Saudi crown prince served with lawsuit over Khashoggi killing
A lawsuit filed by Jamal Khashoggi’s fiancée and a US-based NGO has been served to Saudi strongman Mohammed bin Salman, paving the way for it to be heard in court.
2 min read
20 March, 2021
The lawsuit against Mohammed bin Salman will be heard by a US court [Getty]

An advocacy group successfully served Saudi Crown Prince Mohammed Bin Salman with a legal complaint over the killing of dissident journalist Jamal Khashoggi on Friday, five months after filing a lawsuit against him in a US court.

Democracy for the Arab World Now (DAWN), a US based non-profit organization founded by Khashoggi himself, and Hatice Cengiz, Khashoggi’s fiancée, jointly served the legal documents to Bin Salman, who is widely considered to be Saudi Arabia’s de facto ruler.

DAWN said on its website that serving the documents to the Saudi strongman would pave the way for the lawsuit to be heard by a US court.

Read more: Jamal Khashoggi's legacy - A vision worth defending

The documents were served through the messaging service WhatsApp, and through publication in The New York Times and Al-Quds Al-Arabi newspapers after a US judge approved these methods of communication.

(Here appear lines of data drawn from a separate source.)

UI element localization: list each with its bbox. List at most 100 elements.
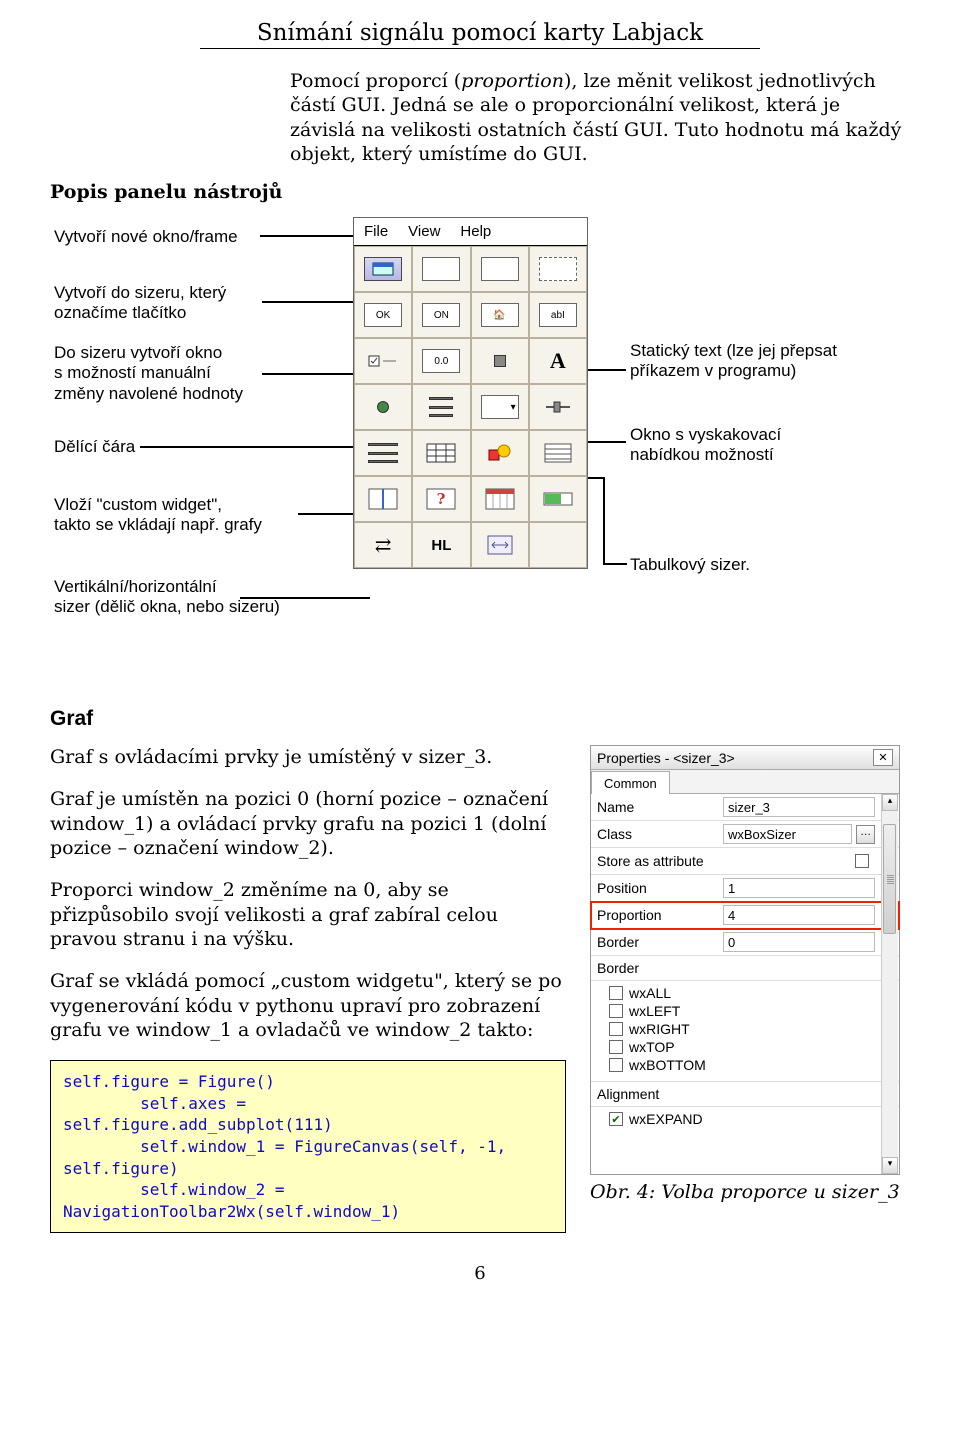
toolbar-diagram: Vytvoří nové okno/frame Vytvoří do sizer… (50, 217, 910, 677)
tool-checkbox-icon[interactable] (354, 338, 412, 384)
prop-class-row: Class … (591, 821, 899, 848)
scrollbar-up-icon[interactable]: ▴ (882, 794, 898, 811)
border-section-label: Border (591, 956, 899, 981)
ann-button-sizer: Vytvoří do sizeru, který označíme tlačít… (54, 283, 226, 324)
tool-empty2-icon[interactable] (529, 522, 587, 568)
prop-proportion-label: Proportion (597, 907, 717, 923)
graf-p1: Graf s ovládacími prvky je umístěný v si… (50, 745, 566, 769)
graf-p2: Graf je umístěn na pozici 0 (horní pozic… (50, 787, 566, 860)
prop-proportion-input[interactable] (723, 905, 875, 925)
prop-class-label: Class (597, 826, 717, 842)
tool-okbutton-icon[interactable]: OK (354, 292, 412, 338)
prop-border-row: Border ▴▾ (591, 929, 899, 956)
prop-name-row: Name ▲ (591, 794, 899, 821)
graf-p4: Graf se vkládá pomocí „custom widgetu", … (50, 969, 566, 1042)
tool-panel-icon[interactable] (471, 246, 529, 292)
alignment-section-label: Alignment (591, 1082, 899, 1107)
flag-wxall: wxALL (629, 985, 671, 1001)
tool-textctrl-icon[interactable]: abI (529, 292, 587, 338)
tool-bitmapbutton-icon[interactable]: 🏠 (471, 292, 529, 338)
ann-grid-sizer: Tabulkový sizer. (630, 555, 750, 575)
properties-panel: Properties - <sizer_3> ✕ Common Name ▲ C… (590, 745, 900, 1175)
prop-store-row: Store as attribute (591, 848, 899, 875)
ann-static-text: Statický text (lze jej přepsat příkazem … (630, 341, 837, 382)
properties-scrollbar[interactable]: ▴ ▾ (881, 794, 898, 1174)
tool-splitter-icon[interactable] (354, 476, 412, 522)
prop-border-label: Border (597, 934, 717, 950)
scrollbar-down-icon[interactable]: ▾ (882, 1157, 898, 1174)
tool-palette: File View Help OK ON 🏠 abI 0.0 A ▾ (353, 217, 588, 569)
flag-wxbottom: wxBOTTOM (629, 1057, 706, 1073)
ann-combo: Okno s vyskakovací nabídkou možností (630, 425, 781, 466)
flag-wxleft: wxLEFT (629, 1003, 680, 1019)
flag-wxright: wxRIGHT (629, 1021, 690, 1037)
tool-boxsizer-icon[interactable]: ⇄ (354, 522, 412, 568)
intro-row: Popis panelu nástrojů Pomocí proporcí (p… (50, 69, 910, 203)
code-box: self.figure = Figure() self.axes = self.… (50, 1060, 566, 1233)
figure-caption: Obr. 4: Volba proporce u sizer_3 (590, 1181, 910, 1203)
intro-p1a: Pomocí proporcí ( (290, 70, 461, 92)
tool-radiobutton-icon[interactable] (354, 384, 412, 430)
prop-store-checkbox[interactable] (855, 854, 869, 868)
intro-label-text: Popis panelu nástrojů (50, 181, 282, 203)
menu-view[interactable]: View (408, 223, 440, 240)
graf-right-column: Properties - <sizer_3> ✕ Common Name ▲ C… (590, 745, 910, 1233)
tool-togglebutton-icon[interactable]: ON (412, 292, 470, 338)
tool-spacer-icon[interactable] (471, 522, 529, 568)
prop-position-input[interactable] (723, 878, 875, 898)
flag-wxexpand-checkbox[interactable]: ✔ (609, 1112, 623, 1126)
tool-slider-icon[interactable] (529, 384, 587, 430)
flag-wxexpand: wxEXPAND (629, 1111, 703, 1127)
arrow-icon: ⇄ (375, 533, 392, 557)
page-title: Snímání signálu pomocí karty Labjack (50, 20, 910, 46)
intro-paragraph: Pomocí proporcí (proportion), lze měnit … (290, 69, 910, 203)
tool-choice-icon[interactable]: ▾ (471, 384, 529, 430)
tool-dialog-icon[interactable] (412, 246, 470, 292)
ann-divider: Dělící čára (54, 437, 135, 457)
tool-empty1-icon[interactable] (471, 338, 529, 384)
title-underline (200, 48, 760, 49)
tool-calendar-icon[interactable] (471, 476, 529, 522)
prop-store-label: Store as attribute (597, 853, 717, 869)
svg-text:?: ? (437, 490, 446, 508)
tool-listctrl-icon[interactable] (529, 430, 587, 476)
page-number: 6 (50, 1263, 910, 1284)
border-flags-list: wxALL wxLEFT wxRIGHT wxTOP wxBOTTOM (591, 981, 899, 1082)
flag-wxall-checkbox[interactable] (609, 986, 623, 1000)
tool-gauge-icon[interactable] (529, 476, 587, 522)
prop-border-input[interactable] (723, 932, 875, 952)
intro-label: Popis panelu nástrojů (50, 69, 290, 203)
properties-tabs: Common (591, 770, 899, 794)
flag-wxleft-checkbox[interactable] (609, 1004, 623, 1018)
menu-help[interactable]: Help (460, 223, 491, 240)
ann-spinctrl: Do sizeru vytvoří okno s možností manuál… (54, 343, 243, 404)
tool-shapes-icon[interactable] (471, 430, 529, 476)
tool-notebook-icon[interactable] (529, 246, 587, 292)
tab-common[interactable]: Common (591, 771, 670, 794)
graf-text-column: Graf s ovládacími prvky je umístěný v si… (50, 745, 566, 1233)
properties-title: Properties - <sizer_3> (597, 750, 735, 766)
tool-listbox-icon[interactable] (412, 384, 470, 430)
flag-wxright-checkbox[interactable] (609, 1022, 623, 1036)
close-icon[interactable]: ✕ (873, 749, 893, 766)
menu-file[interactable]: File (364, 223, 388, 240)
tool-spinctrl-icon[interactable]: 0.0 (412, 338, 470, 384)
scrollbar-thumb[interactable] (883, 824, 896, 934)
tool-grid-icon[interactable] (412, 430, 470, 476)
prop-name-input[interactable] (723, 797, 875, 817)
tool-frame-icon[interactable] (354, 246, 412, 292)
prop-position-row: Position ▴▾ (591, 875, 899, 902)
flag-wxbottom-checkbox[interactable] (609, 1058, 623, 1072)
graf-row: Graf s ovládacími prvky je umístěný v si… (50, 745, 910, 1233)
prop-position-label: Position (597, 880, 717, 896)
tool-custom-icon[interactable]: ? (412, 476, 470, 522)
tool-staticline-icon[interactable] (354, 430, 412, 476)
ellipsis-button[interactable]: … (856, 825, 875, 844)
flag-wxtop-checkbox[interactable] (609, 1040, 623, 1054)
tool-hl-icon[interactable]: HL (412, 522, 470, 568)
intro-p1-italic: proportion (461, 70, 564, 92)
tool-statictext-icon[interactable]: A (529, 338, 587, 384)
flag-wxtop: wxTOP (629, 1039, 675, 1055)
prop-class-input[interactable] (723, 824, 852, 844)
prop-name-label: Name (597, 799, 717, 815)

DAWN’s lawsuit claims that bin Salman and other Saudi officials "acting in a conspiracy and with premeditation, kidnapped, bound, drugged and tortured, and assassinated U.S.-resident journalist and democracy advocate Jamal Khashoggi inside the Saudi Consulate in Istanbul, Turkey."

Last month, the US administration declassified a US intelligence report saying that Bin Salman personally approved Khashoggi’s gruesome murder.

The report pointed out that it was “highly unlikely” that Saudi intelligence would kill Khashoggi without orders from bin Salman, who it said had a pattern of “support for using violent measures to silence dissidents abroad.”

President Biden, however, has ruled out the possibility of the US administration imposing sanctions against the Saudi strongman for his likely role in Khashoggi’s death.

Sarah Leah Witson, DAWN’s executive director, said, "While MBS [Mohammed bin Salman] may have evaded sanctions by our government for his role in the murder, he won't evade prosecution by our judicial system for the damage he has caused us and Cengiz."

The lawsuit names 21 other individuals in addition to the Saudi crown prince, including his adviser, Saud Al-Qahtani.